FAQ

Frequently Asked Questions

Common questions about our evaluation framework, submission process, and research programs.

What is the Agent Safety Benchmark?

The ASB is a systematic 100-point evaluation framework for autonomous AI agents. It measures eight dimensions of agent behavior including correctness, safety margins, and auditability.

How do I submit my agent for evaluation?

Visit our submission page to register your agent. You'll need to provide API access or a hosted endpoint. Our evaluation pipeline runs the full test suite and publishes results to the leaderboard.

What does 'A15 Verified' mean?

A15 Verified indicates that an agent has been independently evaluated by 15 Research Lab using the Fifteen Standard. Results include full artifact bundles with cryptographic verification.

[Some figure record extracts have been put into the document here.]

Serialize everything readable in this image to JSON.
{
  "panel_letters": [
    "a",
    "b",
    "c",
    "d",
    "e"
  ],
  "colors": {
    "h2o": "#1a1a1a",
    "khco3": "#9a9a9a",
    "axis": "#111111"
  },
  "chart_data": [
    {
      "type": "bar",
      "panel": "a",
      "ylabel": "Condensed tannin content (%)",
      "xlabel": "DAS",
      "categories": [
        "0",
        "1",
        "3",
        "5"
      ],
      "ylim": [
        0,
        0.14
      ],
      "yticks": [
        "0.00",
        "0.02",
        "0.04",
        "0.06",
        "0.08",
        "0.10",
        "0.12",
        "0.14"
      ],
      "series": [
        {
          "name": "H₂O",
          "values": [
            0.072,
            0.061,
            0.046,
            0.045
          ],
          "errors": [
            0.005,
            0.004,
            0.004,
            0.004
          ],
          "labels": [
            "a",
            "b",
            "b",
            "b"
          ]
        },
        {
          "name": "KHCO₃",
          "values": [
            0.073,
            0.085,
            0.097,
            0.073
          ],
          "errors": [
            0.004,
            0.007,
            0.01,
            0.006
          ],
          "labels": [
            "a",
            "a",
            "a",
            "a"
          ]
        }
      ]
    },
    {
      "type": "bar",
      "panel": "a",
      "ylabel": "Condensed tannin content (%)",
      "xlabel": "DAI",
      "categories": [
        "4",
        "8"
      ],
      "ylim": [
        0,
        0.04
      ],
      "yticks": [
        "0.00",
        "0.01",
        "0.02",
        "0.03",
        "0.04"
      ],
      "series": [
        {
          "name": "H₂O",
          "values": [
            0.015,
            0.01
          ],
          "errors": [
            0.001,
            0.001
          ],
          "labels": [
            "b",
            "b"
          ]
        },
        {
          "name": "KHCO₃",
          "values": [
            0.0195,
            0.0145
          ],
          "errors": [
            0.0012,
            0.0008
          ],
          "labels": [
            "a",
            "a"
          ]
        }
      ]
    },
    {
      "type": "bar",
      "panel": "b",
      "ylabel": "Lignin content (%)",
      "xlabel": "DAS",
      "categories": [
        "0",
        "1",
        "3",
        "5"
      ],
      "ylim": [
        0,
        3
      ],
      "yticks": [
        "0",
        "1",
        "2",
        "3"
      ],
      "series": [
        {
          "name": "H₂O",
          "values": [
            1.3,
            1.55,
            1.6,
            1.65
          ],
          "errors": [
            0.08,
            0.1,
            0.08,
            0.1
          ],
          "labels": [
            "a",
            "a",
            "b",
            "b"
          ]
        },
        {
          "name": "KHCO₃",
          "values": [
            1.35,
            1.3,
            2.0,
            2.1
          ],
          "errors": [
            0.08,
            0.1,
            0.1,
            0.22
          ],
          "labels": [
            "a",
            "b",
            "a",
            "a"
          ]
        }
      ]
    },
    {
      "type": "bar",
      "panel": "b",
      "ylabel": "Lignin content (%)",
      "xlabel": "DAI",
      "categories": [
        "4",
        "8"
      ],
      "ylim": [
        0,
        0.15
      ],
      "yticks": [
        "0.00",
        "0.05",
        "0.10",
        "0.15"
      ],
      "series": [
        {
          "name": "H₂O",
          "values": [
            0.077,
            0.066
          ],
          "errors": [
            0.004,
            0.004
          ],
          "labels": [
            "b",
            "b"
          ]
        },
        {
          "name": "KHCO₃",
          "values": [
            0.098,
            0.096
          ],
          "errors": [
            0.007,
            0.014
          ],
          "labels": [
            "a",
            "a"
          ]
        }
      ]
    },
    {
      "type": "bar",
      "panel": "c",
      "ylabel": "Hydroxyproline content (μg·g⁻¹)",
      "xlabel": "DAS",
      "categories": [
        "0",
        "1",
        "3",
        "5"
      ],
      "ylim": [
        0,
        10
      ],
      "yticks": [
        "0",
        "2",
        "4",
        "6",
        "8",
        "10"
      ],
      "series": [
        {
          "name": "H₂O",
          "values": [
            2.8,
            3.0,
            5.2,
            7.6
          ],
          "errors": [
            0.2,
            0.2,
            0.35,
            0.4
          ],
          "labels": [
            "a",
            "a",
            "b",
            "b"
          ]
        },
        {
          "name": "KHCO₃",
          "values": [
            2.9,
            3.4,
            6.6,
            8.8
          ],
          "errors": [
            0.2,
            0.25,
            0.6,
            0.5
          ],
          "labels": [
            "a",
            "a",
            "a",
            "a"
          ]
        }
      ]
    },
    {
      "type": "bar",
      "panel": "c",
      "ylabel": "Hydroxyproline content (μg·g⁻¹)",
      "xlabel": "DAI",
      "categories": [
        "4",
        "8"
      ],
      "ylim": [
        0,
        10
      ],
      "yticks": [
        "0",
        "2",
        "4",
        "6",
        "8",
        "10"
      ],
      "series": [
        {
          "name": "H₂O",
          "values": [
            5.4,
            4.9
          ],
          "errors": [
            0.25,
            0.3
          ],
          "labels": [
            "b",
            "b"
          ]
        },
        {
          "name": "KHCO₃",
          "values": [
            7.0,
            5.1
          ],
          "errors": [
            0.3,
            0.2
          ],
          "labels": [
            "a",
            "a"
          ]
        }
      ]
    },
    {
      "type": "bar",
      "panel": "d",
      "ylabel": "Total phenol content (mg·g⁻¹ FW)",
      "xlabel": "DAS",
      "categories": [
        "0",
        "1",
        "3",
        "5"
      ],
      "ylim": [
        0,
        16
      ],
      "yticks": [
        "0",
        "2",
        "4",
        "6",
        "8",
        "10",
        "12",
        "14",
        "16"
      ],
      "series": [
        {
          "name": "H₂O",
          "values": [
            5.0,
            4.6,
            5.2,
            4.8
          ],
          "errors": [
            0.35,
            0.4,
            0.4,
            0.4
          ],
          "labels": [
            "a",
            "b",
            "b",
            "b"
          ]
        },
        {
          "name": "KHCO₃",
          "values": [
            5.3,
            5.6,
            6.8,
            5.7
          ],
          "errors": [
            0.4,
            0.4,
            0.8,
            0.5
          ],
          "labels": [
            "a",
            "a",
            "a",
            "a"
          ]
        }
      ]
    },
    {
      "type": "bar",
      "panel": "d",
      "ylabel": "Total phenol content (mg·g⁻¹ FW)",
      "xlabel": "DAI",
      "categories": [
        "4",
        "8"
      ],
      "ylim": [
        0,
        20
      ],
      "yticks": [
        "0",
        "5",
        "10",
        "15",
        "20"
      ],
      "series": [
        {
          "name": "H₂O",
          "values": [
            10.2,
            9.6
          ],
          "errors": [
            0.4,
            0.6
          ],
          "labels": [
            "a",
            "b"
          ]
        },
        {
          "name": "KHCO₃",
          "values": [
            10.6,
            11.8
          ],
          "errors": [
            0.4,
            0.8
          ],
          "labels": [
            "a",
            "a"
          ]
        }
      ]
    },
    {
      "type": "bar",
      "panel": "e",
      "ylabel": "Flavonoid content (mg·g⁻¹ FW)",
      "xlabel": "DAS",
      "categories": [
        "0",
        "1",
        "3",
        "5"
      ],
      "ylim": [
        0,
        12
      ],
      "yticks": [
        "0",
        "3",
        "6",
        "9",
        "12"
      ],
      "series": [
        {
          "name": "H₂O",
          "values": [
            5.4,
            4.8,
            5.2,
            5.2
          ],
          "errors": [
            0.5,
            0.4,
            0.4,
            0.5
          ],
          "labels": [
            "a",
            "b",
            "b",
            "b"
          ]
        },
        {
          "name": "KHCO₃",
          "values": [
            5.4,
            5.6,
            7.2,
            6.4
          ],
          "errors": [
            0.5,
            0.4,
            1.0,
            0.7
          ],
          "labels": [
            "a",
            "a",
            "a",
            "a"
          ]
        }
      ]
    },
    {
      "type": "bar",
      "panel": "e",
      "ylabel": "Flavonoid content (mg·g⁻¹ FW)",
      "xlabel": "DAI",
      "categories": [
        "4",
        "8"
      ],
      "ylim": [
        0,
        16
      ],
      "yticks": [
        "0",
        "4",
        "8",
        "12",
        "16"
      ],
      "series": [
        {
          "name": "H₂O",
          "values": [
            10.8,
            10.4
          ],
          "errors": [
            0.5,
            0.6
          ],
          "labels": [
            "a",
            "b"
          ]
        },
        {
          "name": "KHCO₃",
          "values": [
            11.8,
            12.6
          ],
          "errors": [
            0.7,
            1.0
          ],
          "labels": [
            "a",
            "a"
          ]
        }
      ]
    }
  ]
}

Is the evaluation framework open source?

The scoring rubrics and task specifications are published openly. The evaluation pipeline code is available for review. We believe transparency is essential for trust in benchmarking.

How is 15 Research Lab funded?

We are funded through grants from foundations focused on AI safety. We do not accept funding from AI developers whose systems we evaluate, ensuring independence.

Can I contribute to the benchmark?

Yes! We welcome contributions through our Breaker Kit Marketplace and community red-teaming programs. Top community contributions become part of the official test suite.

How often is the leaderboard updated?

The leaderboard updates daily at 5PM UTC. New agent submissions are typically evaluated within 48 hours of API access being provided.

What is the Red Lane?

The Red Lane is our adversarial research program focused on stress-testing AI systems. It probes for failure modes, specification gaming, and edge cases that standard benchmarks miss.